I know, for I used to abide
In the narrowest nest in a corner,
My wings pressing close to my side.
But I sighted the distant horizon
Where the skyline encircled the sea
And I throbbed with a burning desire
To travel this immensity.
I battered the cordons around me
And cradled my wings on the breeze,
Then soared to the uttermost reaches
With rapture, with power, with ease!”
— Your World, a poem by Georgia Douglas Johnson
Georgia Douglas Johnson (September 10, 1880 – May 15, 1966), born in Atlanta, was one of the earliest African-American female playwrights, and an important figure of the Harlem Renaissance. She wrote plays, a syndicated newspaper column, and four collections of poetry: The Heart of a Woman (1918), Bronze (1922), An Autumn Love Cycle (1928), and Share My World (1962).

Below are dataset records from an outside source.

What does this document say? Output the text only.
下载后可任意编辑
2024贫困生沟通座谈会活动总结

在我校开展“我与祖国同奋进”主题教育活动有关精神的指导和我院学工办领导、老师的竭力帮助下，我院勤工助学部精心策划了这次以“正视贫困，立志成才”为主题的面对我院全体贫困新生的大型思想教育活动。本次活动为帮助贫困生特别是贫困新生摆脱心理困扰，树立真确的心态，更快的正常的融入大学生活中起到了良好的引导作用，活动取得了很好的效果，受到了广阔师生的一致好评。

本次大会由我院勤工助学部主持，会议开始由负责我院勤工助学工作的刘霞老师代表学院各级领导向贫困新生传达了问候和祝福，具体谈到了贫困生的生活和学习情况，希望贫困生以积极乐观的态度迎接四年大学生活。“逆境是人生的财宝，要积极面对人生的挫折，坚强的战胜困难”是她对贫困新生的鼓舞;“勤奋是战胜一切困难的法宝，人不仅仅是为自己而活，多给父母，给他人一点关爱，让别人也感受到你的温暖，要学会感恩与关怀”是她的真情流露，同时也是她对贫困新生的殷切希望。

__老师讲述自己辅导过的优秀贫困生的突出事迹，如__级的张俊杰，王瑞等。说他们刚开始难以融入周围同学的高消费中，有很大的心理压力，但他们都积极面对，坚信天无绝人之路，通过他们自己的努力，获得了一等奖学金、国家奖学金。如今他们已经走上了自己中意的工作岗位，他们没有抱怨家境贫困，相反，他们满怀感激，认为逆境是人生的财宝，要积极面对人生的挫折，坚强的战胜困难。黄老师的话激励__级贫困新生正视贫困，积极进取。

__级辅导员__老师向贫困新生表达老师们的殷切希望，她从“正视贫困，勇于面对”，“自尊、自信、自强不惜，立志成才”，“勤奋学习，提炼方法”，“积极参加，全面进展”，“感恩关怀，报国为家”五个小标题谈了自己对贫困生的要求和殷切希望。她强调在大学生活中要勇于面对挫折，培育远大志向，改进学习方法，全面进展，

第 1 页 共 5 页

Johnson graduated from Atlanta University Normal College and studied music at the Oberlin Conservatory and the Cleveland College of Music. After graduation, she taught and worked as an assistant principal. In 1910 she moved with her husband to Washington, D.C.
Johnson’s house at 1461 S Street NW, which came to be known as site of the S Street Salon, was an important meeting place for writers of the Harlem Renaissance in Washington, D.C. Johnson published her first poems in 1916 in the NAACP’s magazine Crisis. Her weekly column, “Homely Philosophy,” was published from 1926 to 1932. She wrote numerous plays, including Blue Blood (performed 1926) and Plumes (performed 1927). Johnson traveled widely in the 1920s to give poetry readings.
Johnson received an honorary doctorate in literature from Atlanta University in 1965.